The training proved to be helpful as well as popular. Many of their colleagues noted how using the sort of active learning techniques that characterise democracy and human rights teaching helped to improve the working atmosphere in their classrooms. It also helped them to fulfil their formal responsibilities as classroom teachers more effectively.
An English teacher said:
“I like the idea of complementing the curriculum with a component of education for democratic citizenship: the state standard only declares civil competence as one of the fundamentals, it does not contain any practical recommendations as to the implementation of this issue.”
An 8th-grade homeroom teacher said:
“The children are working in teams, collaborating, discussing issues of citizenship and democratic behaviour in society, and defending their points of view. But the most interesting thing is that I am also learning a lot of new, useful, proactive, efficient things!”
Online resource centre
To supplement the practical training the project team developed a democratic citizenship and human rights education resource centre on the school website.

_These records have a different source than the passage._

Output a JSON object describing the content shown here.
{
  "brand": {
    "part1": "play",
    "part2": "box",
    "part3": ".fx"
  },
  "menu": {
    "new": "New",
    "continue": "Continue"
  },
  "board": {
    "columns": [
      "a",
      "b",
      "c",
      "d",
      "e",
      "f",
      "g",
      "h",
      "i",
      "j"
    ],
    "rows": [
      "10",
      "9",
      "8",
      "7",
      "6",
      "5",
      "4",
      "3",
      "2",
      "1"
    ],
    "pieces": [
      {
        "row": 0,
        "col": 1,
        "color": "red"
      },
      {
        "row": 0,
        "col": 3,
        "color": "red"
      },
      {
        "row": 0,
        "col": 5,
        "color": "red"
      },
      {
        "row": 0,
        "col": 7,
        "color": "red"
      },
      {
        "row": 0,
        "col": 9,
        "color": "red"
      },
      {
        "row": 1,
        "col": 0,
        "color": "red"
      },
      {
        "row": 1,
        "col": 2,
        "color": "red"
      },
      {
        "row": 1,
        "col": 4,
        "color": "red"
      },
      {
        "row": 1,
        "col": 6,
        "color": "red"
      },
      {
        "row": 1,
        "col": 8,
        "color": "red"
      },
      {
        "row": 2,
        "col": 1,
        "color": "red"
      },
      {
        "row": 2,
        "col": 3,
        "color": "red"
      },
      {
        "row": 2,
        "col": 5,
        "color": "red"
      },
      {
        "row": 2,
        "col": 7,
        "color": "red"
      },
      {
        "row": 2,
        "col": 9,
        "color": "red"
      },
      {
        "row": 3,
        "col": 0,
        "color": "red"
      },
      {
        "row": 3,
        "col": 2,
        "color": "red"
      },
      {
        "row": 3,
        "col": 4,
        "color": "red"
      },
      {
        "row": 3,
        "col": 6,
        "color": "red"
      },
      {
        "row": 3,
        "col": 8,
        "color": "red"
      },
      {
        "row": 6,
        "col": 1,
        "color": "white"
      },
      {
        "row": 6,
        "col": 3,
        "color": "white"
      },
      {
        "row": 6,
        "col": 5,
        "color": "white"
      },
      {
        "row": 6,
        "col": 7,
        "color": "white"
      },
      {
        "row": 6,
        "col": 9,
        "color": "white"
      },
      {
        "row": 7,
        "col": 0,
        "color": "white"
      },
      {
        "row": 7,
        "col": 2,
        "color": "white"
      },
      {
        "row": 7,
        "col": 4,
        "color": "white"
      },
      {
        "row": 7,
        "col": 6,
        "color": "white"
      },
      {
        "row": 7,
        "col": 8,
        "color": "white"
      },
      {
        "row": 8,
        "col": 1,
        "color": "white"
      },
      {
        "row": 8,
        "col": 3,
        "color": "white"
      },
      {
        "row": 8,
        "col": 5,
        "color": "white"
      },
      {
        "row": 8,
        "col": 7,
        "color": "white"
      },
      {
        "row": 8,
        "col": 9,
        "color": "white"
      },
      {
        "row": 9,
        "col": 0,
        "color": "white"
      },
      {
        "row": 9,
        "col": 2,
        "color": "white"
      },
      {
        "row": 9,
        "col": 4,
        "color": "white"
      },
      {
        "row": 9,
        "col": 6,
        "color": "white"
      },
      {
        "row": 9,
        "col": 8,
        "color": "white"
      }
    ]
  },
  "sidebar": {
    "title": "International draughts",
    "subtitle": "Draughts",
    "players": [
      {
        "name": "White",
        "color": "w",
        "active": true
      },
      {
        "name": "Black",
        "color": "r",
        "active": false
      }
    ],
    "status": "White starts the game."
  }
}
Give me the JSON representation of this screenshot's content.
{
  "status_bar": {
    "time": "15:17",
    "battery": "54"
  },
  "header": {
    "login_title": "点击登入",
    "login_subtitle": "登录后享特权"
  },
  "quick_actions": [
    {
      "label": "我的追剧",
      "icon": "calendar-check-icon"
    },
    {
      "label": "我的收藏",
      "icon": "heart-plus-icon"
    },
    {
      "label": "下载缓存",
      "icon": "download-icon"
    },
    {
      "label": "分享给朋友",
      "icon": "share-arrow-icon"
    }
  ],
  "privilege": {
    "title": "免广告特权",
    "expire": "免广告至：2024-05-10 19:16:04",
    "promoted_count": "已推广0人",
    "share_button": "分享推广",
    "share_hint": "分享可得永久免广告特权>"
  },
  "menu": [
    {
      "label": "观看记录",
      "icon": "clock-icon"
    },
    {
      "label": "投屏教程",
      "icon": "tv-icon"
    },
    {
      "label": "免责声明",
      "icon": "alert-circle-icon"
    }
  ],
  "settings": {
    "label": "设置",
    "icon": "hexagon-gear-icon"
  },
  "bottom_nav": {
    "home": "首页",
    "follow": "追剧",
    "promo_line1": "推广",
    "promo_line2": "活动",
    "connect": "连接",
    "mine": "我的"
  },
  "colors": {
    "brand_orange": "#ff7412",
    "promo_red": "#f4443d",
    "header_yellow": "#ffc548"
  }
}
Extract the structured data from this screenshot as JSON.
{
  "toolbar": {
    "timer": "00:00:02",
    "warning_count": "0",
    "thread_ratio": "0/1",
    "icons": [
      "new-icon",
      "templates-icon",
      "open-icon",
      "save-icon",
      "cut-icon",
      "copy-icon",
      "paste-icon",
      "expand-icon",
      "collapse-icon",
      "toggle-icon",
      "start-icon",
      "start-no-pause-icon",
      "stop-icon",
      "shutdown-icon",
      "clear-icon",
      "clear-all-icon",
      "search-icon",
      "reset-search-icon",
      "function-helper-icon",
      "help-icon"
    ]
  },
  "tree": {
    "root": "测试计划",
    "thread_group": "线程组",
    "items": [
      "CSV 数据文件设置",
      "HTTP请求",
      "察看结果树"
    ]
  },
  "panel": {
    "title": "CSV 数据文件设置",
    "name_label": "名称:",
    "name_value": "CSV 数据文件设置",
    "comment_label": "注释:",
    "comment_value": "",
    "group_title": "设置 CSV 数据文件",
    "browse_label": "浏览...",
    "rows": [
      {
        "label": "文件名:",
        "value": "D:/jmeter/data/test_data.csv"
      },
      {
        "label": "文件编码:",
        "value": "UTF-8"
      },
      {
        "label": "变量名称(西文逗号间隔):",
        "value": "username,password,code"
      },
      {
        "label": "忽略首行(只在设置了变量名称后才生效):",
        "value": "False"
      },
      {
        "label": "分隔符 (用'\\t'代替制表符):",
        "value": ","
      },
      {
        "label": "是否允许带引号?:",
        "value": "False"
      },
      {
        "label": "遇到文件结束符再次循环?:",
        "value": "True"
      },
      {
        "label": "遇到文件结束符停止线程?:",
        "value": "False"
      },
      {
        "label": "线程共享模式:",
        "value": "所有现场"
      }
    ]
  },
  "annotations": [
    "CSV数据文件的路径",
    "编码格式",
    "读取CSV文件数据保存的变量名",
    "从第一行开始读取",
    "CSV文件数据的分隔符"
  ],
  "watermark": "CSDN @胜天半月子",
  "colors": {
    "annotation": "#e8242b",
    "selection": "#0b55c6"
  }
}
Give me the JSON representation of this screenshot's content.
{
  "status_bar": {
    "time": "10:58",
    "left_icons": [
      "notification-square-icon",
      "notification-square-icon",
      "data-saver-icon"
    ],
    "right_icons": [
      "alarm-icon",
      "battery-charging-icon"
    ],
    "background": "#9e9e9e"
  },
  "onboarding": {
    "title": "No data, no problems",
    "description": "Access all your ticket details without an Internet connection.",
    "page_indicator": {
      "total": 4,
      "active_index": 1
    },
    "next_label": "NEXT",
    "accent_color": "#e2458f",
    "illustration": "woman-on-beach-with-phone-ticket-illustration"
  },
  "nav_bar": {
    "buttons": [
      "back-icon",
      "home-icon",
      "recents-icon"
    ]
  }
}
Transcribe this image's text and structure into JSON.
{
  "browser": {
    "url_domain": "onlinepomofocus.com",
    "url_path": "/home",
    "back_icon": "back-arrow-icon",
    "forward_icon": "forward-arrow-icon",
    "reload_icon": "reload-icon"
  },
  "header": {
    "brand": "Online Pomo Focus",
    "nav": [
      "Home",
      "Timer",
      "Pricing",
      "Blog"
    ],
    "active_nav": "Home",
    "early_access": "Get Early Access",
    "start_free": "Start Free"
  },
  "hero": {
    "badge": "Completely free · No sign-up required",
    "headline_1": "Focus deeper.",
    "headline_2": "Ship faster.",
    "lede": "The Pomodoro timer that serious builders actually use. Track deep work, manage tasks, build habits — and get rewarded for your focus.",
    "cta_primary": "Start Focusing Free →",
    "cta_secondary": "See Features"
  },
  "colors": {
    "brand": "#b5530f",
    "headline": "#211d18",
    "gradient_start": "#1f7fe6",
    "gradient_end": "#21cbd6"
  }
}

In presenting this work more widely, they have begun to attract a lot of interest from in-service teacher training institutions.
Tatiana Babko, Senior Lecturer of the Department of Education and Psychology Zaporizhzhia Regional Institute of Postgraduate Education, says:
“This project is impressive since it is so forward looking. In its own way it is unique for Ukraine and at least ten years ahead of the actual situation in schools. Prospects for the project are promising and multiple.”